Note de lecture

Les dix propositions d’Abdennour Bidar

par Patrick Kessel, président du Comité Laïcité République. 28 février 2015

Abdennour Bidar, Plaidoyer pour la Fraternité, Albin Michel.

Les attentats barbares à Paris et à Copenhague témoignent des limites du modèle communautariste et de l’urgente nécessité d’un sursaut de fraternité. Nous avons peu de temps devant nous pour tirer les leçons et prendre les indispensables mesures, sous peine de laisser l’extrême droite récupérer la peur et les haines. Le sursaut populaire a été à la mesure de l’enjeu mais, ainsi que l’écrit Abdennour Bidar, "Nous n’avons aucune garantie que l’événement nous fasse basculer durablement dans le bon sens".

Dans son Plaidoyer pour la Fraternité, l’auteur, ancien membre de la mission laïcité du Haut Conseil à l’Intégration, qui se définit comme "philosophe et mystique", pose clairement l’enjeu : ou bien l’adhésion à la devise fondatrice de la République "Liberté, égalité, fraternité" s’impose à tous, ou bien "l’importance de la présence musulmane en France créera tôt ou tard les conditions d’une sécession interne, et si la période est mauvaise, d’une guerre civile". Le bilan est clair, courageux de la part d’un homme pondéré, à l’écoute de l’autre, en quête de spiritualité.

Mais pour quelles raisons, au lendemain des attentats de janvier, boudant, et parfois contestant la minute de silence, certains se sont-ils réclamés d’une sensibilité "Je ne suis pas Charlie ?" "C’est du côté du vivre-ensemble que se trouve le malaise", écrit Abdennour Bidar pour qui nos valeurs : dignité, liberté, égalité, fraternité, solidarité, laïcité, mixité, ont besoin d’être réapprises par notre société tout entière. Notre Nation a oublié d’en assurer l’enseignement.

Car le sursaut qu’il appelle de ses voeux devrait se produire "aussi bien du côté de la France que du côté de l’islam de France". "L’islam accuse la France de faire payer à ses musulmans l’indépendance de l’Algérie. En retour la France suspecte l’islam d’être foncièrement incompatible avec la modernité, la démocratie, les droits de l’homme, la laïcité" et "fait passer à ses musulmans un interminable test d’intégration".
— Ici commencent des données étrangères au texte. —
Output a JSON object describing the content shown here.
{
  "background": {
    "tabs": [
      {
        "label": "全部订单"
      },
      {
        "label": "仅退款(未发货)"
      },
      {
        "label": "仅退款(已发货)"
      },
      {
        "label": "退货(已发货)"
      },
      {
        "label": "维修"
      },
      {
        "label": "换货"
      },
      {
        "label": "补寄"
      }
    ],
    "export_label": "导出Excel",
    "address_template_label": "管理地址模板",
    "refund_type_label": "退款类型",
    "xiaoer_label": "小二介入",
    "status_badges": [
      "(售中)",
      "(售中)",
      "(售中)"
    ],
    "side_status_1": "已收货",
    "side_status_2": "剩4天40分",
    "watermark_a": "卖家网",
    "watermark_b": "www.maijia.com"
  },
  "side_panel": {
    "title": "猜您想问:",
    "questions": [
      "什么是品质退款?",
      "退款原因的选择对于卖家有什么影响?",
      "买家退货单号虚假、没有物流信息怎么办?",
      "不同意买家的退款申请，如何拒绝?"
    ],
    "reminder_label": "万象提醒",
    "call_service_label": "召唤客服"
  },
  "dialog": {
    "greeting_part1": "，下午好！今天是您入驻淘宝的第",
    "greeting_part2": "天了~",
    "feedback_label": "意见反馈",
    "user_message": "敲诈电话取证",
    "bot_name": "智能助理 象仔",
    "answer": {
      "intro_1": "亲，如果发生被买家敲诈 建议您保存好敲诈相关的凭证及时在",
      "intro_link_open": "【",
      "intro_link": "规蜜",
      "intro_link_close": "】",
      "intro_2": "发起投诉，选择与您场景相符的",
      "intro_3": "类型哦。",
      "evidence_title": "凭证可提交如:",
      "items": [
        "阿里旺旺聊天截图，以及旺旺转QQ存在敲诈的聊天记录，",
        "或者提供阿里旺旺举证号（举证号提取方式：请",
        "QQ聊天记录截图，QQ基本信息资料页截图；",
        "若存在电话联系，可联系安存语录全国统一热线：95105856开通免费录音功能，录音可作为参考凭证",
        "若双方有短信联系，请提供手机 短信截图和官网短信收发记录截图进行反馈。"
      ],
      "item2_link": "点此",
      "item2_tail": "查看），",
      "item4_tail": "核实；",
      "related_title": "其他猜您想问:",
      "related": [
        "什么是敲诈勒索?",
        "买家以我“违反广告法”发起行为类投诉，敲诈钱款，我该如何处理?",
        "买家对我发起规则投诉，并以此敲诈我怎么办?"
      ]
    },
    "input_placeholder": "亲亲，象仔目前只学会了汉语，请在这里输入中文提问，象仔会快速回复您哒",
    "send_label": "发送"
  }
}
L’entendement est-il possible quand "l’Occident met la liberté humaine au centre tandis que l’islam y met le sens du sacré ?" s’interroge-t-il. Il est vrai que la liberté est de l’ordre de la raison tandis que le sacré religieux est de l’ordre de la foi. N’est-ce pas pour cette raison que nos ancêtres ont inventé la laïcité, la séparation des églises et de l"Etat, afin de laisser chacun choisir pour lui même, mais pour lui seul, le sens qu’il donne à sa vie ?

Le plaidoyer d’Abdennour Bidar conclut sur des propositions. Les musulmans doivent se "débarrasser de tout ce qui est archaïque : la dissimulation complète du corps des femmes, le refus de la mixité, la vérité absolue du Coran, le dogme d’une "doctrine unique" ", écrit-il. Est-ce à la République de s’impliquer dans cette quête d’un islam des Lumières défendu par des intellectuels musulmans ? Abdennour pense que la France doit aider les musulmans alors que beaucoup d’entre eux "cherchent à élaborer un rapport libre à leur culture, à leur religion - et non pas à être sempiternellement encadrés par des clercs, même éclairés".

Et de formuler dix propositions à débattre parmi lesquelles la création d’un "Harvard de l’islam", d’états généraux d’une "pensée libre, laïque de l’islam", l’ouverture dans des universités majeures de départements d’études laïques des religions pour former les professeurs... L’auteur plaide aussi en faveur d’un service civique obligatoire, de chartes de valeurs partagées dans les entreprises, de la création d’un ministère de la fraternité. La fraternité entre femmes et hommes libres et égaux. L’autre nom de la citoyenneté, que chantaient les sans-culottes marchant sur Valmy, au cri de la "Fraternité ou la mort".